INDICATIONS AND USAGE Normosol-M and 5% Dextrose Injection (Multiple Electrolytes and 5% Dextrose Injection Type 1, USP) is indicated for parenteral maintenance of routine daily fluid and electrolyte requirements with minimal carbohydrate calories from dextrose. Magnesium in the formula may help to prevent iatrogenic magnesium deficiency in patients receiving prolonged parenteral therapy.

DOSAGE AND ADMINISTRATION Normosol-M and 5% Dextrose Injection is administered by intravenous infusion. The dose is dependent upon the age, weight and clinical condition of the patient. A daily total amount of 1500 mL/M 2 of body surface will meet the usual adult daily requirements for water and principal electrolytes in patients unable to take anything by mouth. The usual daily maintenance amount for an average adult (70 kg and 1.8 square meters of body surface) is approximately three liters. As reported in the literature, the dosage and constant infusion rate of intravenous dextrose must be selected with caution in pediatric patients, particularly neonates and low birth weight infants, because of the increased risk of hyperglycemia/hypoglycemia. Drug Interactions Additives may be incompatible. Consult with pharmacist, if available. When introducing additives, use aseptic technique, mix thoroughly and do not store. To avoid precipitation of calcium salts that may occur when certain drugs are added, Normosol-M and 5% Dextrose Injection does not contain calcium. Parenteral drug products should be inspected visually for particulate matter or discoloration prior to administration, whenever solution and container permit. See PRECAUTIONS . INSTRUCTIONS FOR USE To Open Tear outer wrap at notch and remove solution container. Some opacity of the plastic due to moisture absorption during the sterilization process may be observed. This is normal and does not affect the solution quality or safety. The opacity will diminish gradually. If supplemental medication is desired, follow directions below before preparing for administration. To Add Medication Prepare additive port. Using aseptic technique and an additive delivery needle of appropriate length, puncture resealable additive port at target area, inner diaphragm and inject. Withdraw needle after injecting medication. The additive port may be protected by covering with an additive cap. Mix container contents thoroughly. To Administer Attach administration set per manufacturer’s instructions. Regulate rate of administration per institutional policy. WARNING: Do not use flexible container in series connections.

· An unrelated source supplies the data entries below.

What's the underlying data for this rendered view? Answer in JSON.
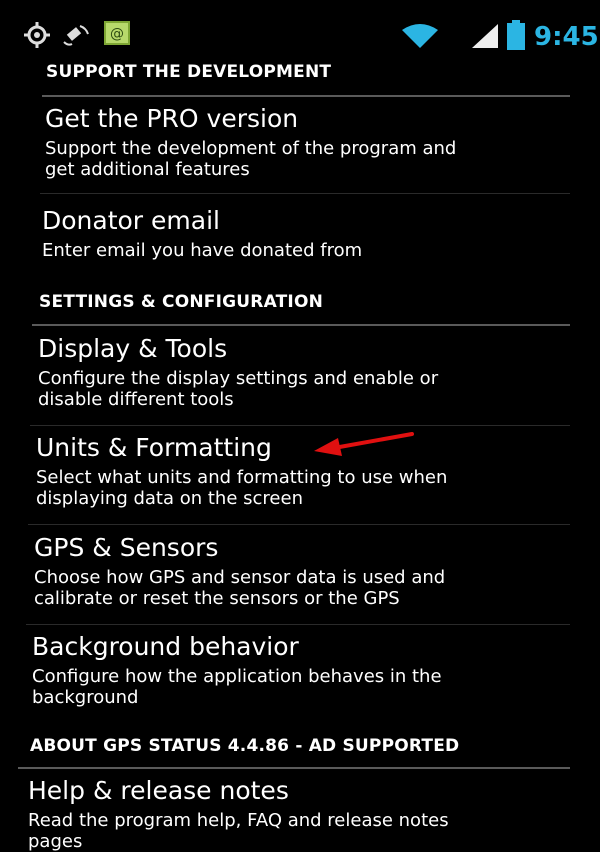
{
  "status_bar": {
    "icons": [
      "gps-icon",
      "satellite-icon",
      "mail-icon",
      "wifi-icon",
      "signal-icon",
      "battery-icon"
    ],
    "time": "9:45",
    "time_color": "#2bb5e3"
  },
  "sections": [
    {
      "header": "SUPPORT THE DEVELOPMENT",
      "items": [
        {
          "title": "Get the PRO version",
          "description": [
            "Support the development of the program and",
            "get additional features"
          ]
        },
        {
          "title": "Donator email",
          "description": [
            "Enter email you have donated from"
          ]
        }
      ]
    },
    {
      "header": "SETTINGS & CONFIGURATION",
      "items": [
        {
          "title": "Display & Tools",
          "description": [
            "Configure the display settings and enable or",
            "disable different tools"
          ]
        },
        {
          "title": "Units & Formatting",
          "description": [
            "Select what units and formatting to use when",
            "displaying data on the screen"
          ]
        },
        {
          "title": "GPS & Sensors",
          "description": [
            "Choose how GPS and sensor data is used and",
            "calibrate or reset the sensors or the GPS"
          ]
        },
        {
          "title": "Background behavior",
          "description": [
            "Configure how the application behaves in the",
            "background"
          ]
        }
      ]
    },
    {
      "header": "ABOUT GPS STATUS 4.4.86  - AD SUPPORTED",
      "items": [
        {
          "title": "Help & release notes",
          "description": [
            "Read the program help, FAQ and release notes",
            "pages"
          ]
        }
      ]
    }
  ],
  "annotation": {
    "arrow_color": "#e01010",
    "points_to": "Units & Formatting"
  }
}
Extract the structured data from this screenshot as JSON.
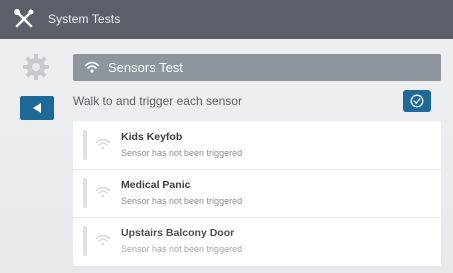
{
  "header": {
    "title": "System Tests"
  },
  "section": {
    "title": "Sensors Test"
  },
  "instruction": "Walk to and trigger each sensor",
  "sensors": [
    {
      "name": "Kids Keyfob",
      "status": "Sensor has not been triggered"
    },
    {
      "name": "Medical Panic",
      "status": "Sensor has not been triggered"
    },
    {
      "name": "Upstairs Balcony Door",
      "status": "Sensor has not been triggered"
    }
  ],
  "colors": {
    "header": "#5b6068",
    "accent": "#1d6a98",
    "section": "#8e959d"
  }
}
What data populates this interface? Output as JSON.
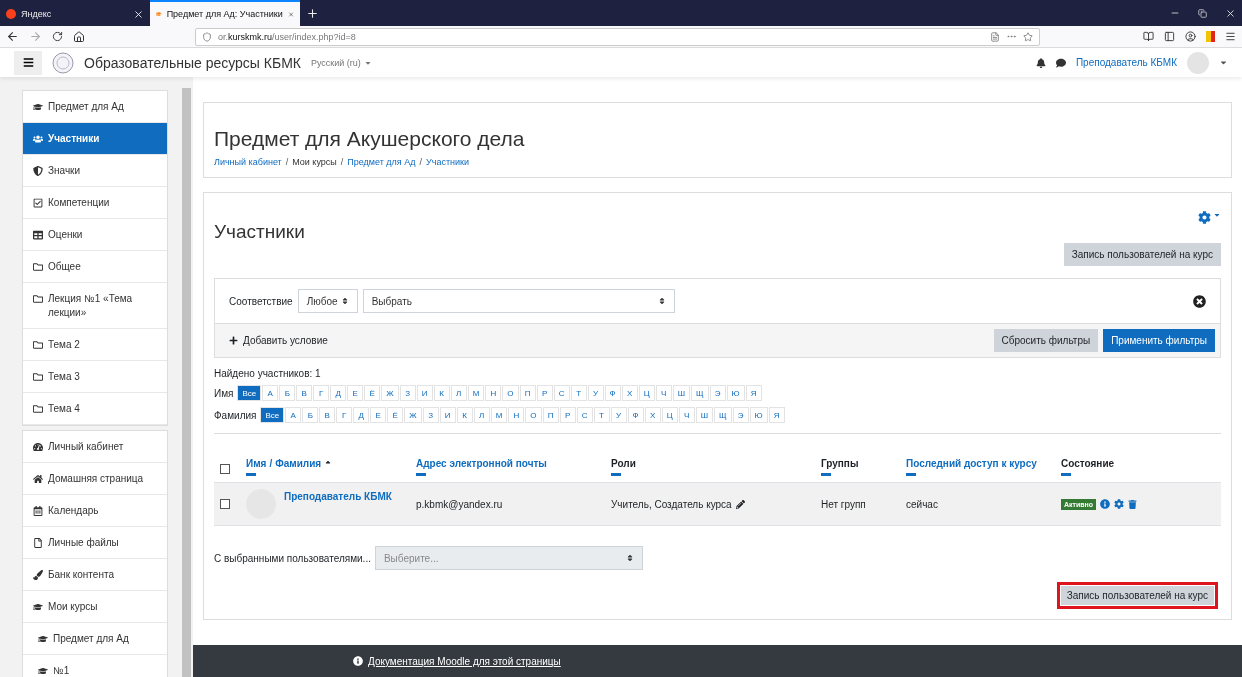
{
  "browser": {
    "tabs": [
      {
        "title": "Яндекс",
        "selected": false,
        "kind": "yandex"
      },
      {
        "title": "Предмет для Ад: Участники",
        "selected": true,
        "kind": "moodle"
      }
    ],
    "url": {
      "prefix": "or.",
      "host": "kurskmk.ru",
      "path": "/user/index.php?id=8"
    }
  },
  "navbar": {
    "site_name": "Образовательные ресурсы КБМК",
    "language": "Русский (ru)",
    "user_name": "Преподаватель КБМК"
  },
  "sidebar": {
    "sections": [
      [
        {
          "label": "Предмет для Ад",
          "kind": "course",
          "selected": false
        },
        {
          "label": "Участники",
          "kind": "users",
          "selected": true
        },
        {
          "label": "Значки",
          "kind": "shield",
          "selected": false
        },
        {
          "label": "Компетенции",
          "kind": "check",
          "selected": false
        },
        {
          "label": "Оценки",
          "kind": "table",
          "selected": false
        },
        {
          "label": "Общее",
          "kind": "folder",
          "selected": false
        },
        {
          "label": "Лекция №1 «Тема лекции»",
          "kind": "folder",
          "selected": false
        },
        {
          "label": "Тема 2",
          "kind": "folder",
          "selected": false
        },
        {
          "label": "Тема 3",
          "kind": "folder",
          "selected": false
        },
        {
          "label": "Тема 4",
          "kind": "folder",
          "selected": false
        }
      ],
      [
        {
          "label": "Личный кабинет",
          "kind": "dashboard",
          "selected": false
        },
        {
          "label": "Домашняя страница",
          "kind": "home",
          "selected": false
        },
        {
          "label": "Календарь",
          "kind": "calendar",
          "selected": false
        },
        {
          "label": "Личные файлы",
          "kind": "file",
          "selected": false
        },
        {
          "label": "Банк контента",
          "kind": "brush",
          "selected": false
        },
        {
          "label": "Мои курсы",
          "kind": "course",
          "selected": false,
          "children": [
            {
              "label": "Предмет для Ад",
              "kind": "course",
              "selected": false
            },
            {
              "label": "№1",
              "kind": "course",
              "selected": false
            }
          ]
        }
      ]
    ]
  },
  "header": {
    "title": "Предмет для Акушерского дела",
    "separator": "/",
    "breadcrumbs": [
      {
        "label": "Личный кабинет",
        "link": true
      },
      {
        "label": "Мои курсы",
        "link": false
      },
      {
        "label": "Предмет для Ад",
        "link": true
      },
      {
        "label": "Участники",
        "link": true
      }
    ]
  },
  "participants": {
    "title": "Участники",
    "enrol_button": "Запись пользователей на курс",
    "filter": {
      "match_label": "Соответствие",
      "match_value": "Любое",
      "select_placeholder": "Выбрать",
      "add_condition": "Добавить условие",
      "reset_button": "Сбросить фильтры",
      "apply_button": "Применить фильтры"
    },
    "found": "Найдено участников: 1",
    "initials": [
      {
        "label": "Имя",
        "letters": [
          {
            "text": "Все",
            "selected": true
          },
          {
            "text": "А",
            "selected": false
          },
          {
            "text": "Б",
            "selected": false
          },
          {
            "text": "В",
            "selected": false
          },
          {
            "text": "Г",
            "selected": false
          },
          {
            "text": "Д",
            "selected": false
          },
          {
            "text": "Е",
            "selected": false
          },
          {
            "text": "Ё",
            "selected": false
          },
          {
            "text": "Ж",
            "selected": false
          },
          {
            "text": "З",
            "selected": false
          },
          {
            "text": "И",
            "selected": false
          },
          {
            "text": "К",
            "selected": false
          },
          {
            "text": "Л",
            "selected": false
          },
          {
            "text": "М",
            "selected": false
          },
          {
            "text": "Н",
            "selected": false
          },
          {
            "text": "О",
            "selected": false
          },
          {
            "text": "П",
            "selected": false
          },
          {
            "text": "Р",
            "selected": false
          },
          {
            "text": "С",
            "selected": false
          },
          {
            "text": "Т",
            "selected": false
          },
          {
            "text": "У",
            "selected": false
          },
          {
            "text": "Ф",
            "selected": false
          },
          {
            "text": "Х",
            "selected": false
          },
          {
            "text": "Ц",
            "selected": false
          },
          {
            "text": "Ч",
            "selected": false
          },
          {
            "text": "Ш",
            "selected": false
          },
          {
            "text": "Щ",
            "selected": false
          },
          {
            "text": "Э",
            "selected": false
          },
          {
            "text": "Ю",
            "selected": false
          },
          {
            "text": "Я",
            "selected": false
          }
        ]
      },
      {
        "label": "Фамилия",
        "letters": [
          {
            "text": "Все",
            "selected": true
          },
          {
            "text": "А",
            "selected": false
          },
          {
            "text": "Б",
            "selected": false
          },
          {
            "text": "В",
            "selected": false
          },
          {
            "text": "Г",
            "selected": false
          },
          {
            "text": "Д",
            "selected": false
          },
          {
            "text": "Е",
            "selected": false
          },
          {
            "text": "Ё",
            "selected": false
          },
          {
            "text": "Ж",
            "selected": false
          },
          {
            "text": "З",
            "selected": false
          },
          {
            "text": "И",
            "selected": false
          },
          {
            "text": "К",
            "selected": false
          },
          {
            "text": "Л",
            "selected": false
          },
          {
            "text": "М",
            "selected": false
          },
          {
            "text": "Н",
            "selected": false
          },
          {
            "text": "О",
            "selected": false
          },
          {
            "text": "П",
            "selected": false
          },
          {
            "text": "Р",
            "selected": false
          },
          {
            "text": "С",
            "selected": false
          },
          {
            "text": "Т",
            "selected": false
          },
          {
            "text": "У",
            "selected": false
          },
          {
            "text": "Ф",
            "selected": false
          },
          {
            "text": "Х",
            "selected": false
          },
          {
            "text": "Ц",
            "selected": false
          },
          {
            "text": "Ч",
            "selected": false
          },
          {
            "text": "Ш",
            "selected": false
          },
          {
            "text": "Щ",
            "selected": false
          },
          {
            "text": "Э",
            "selected": false
          },
          {
            "text": "Ю",
            "selected": false
          },
          {
            "text": "Я",
            "selected": false
          }
        ]
      }
    ],
    "table": {
      "select_all_checked": false,
      "name_column": {
        "first": "Имя",
        "separator": "/",
        "last": "Фамилия"
      },
      "columns": [
        {
          "label": "Адрес электронной почты",
          "link": true
        },
        {
          "label": "Роли",
          "link": false
        },
        {
          "label": "Группы",
          "link": false
        },
        {
          "label": "Последний доступ к курсу",
          "link": true
        },
        {
          "label": "Состояние",
          "link": false
        }
      ],
      "rows": [
        {
          "checked": false,
          "name": "Преподаватель КБМК",
          "email": "p.kbmk@yandex.ru",
          "roles": "Учитель, Создатель курса",
          "groups": "Нет групп",
          "last_access": "сейчас",
          "status": "Активно"
        }
      ]
    },
    "bulk": {
      "label": "С выбранными пользователями...",
      "placeholder": "Выберите..."
    },
    "bottom_enrol_button": {
      "label": "Запись пользователей на курс",
      "highlighted": true
    }
  },
  "footer": {
    "doc_link": "Документация Moodle для этой страницы"
  }
}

WARNINGS Solutions containing sodium ions should be used with great care, if at all, in patients with congestive heart failure, severe renal insufficiency and in clinical states in which there exists edema with sodium retention. Solutions which contain potassium should be used with great care, if at all, in patients with hyperkalemia, severe renal failure and in conditions in which potassium retention is present. In patients with diminished renal function, administration of solutions containing sodium or potassium ions may result in sodium or potassium retention. Solutions containing acetate should be used with great care in patients with metabolic or respiratory alkalosis, and in those conditions in which there is an increased level or an impaired utilization of acetate, such as severe hepatic insufficiency. Administration of this solution can cause fluid and/or solute overloading resulting in dilution of serum electrolyte concentrations, overhydration, congested states or pulmonary edema. The risk of dilutional states is inversely proportional to the electrolyte concentrations of administered parenteral solutions. The risk of solute overload causing congested states with peripheral and pulmonary edema is directly proportional to the electrolyte concentrations of such solutions.

CONTRAINDICATIONS None known.

Pregnancy Category C. Animal reproduction studies have not been conducted with Normosol-M and 5% Dextrose Injection. It is also not known whether this solution can cause fetal harm when administered to a pregnant woman or can affect reproduction capacity. This solution should be given to a pregnant woman only if clearly needed.

ADVERSE REACTIONS Reactions which may occur because of the solution or the technique of administration include febrile response, infection at the site of injection, venous thrombosis or phlebitis extending from the site of injection, extravasation and hypervolemia. If an adverse reaction does occur, discontinue the infusion, evaluate the patient, institute appropriate therapeutic countermeasures and save the remainder of the fluid for examination if deemed necessary.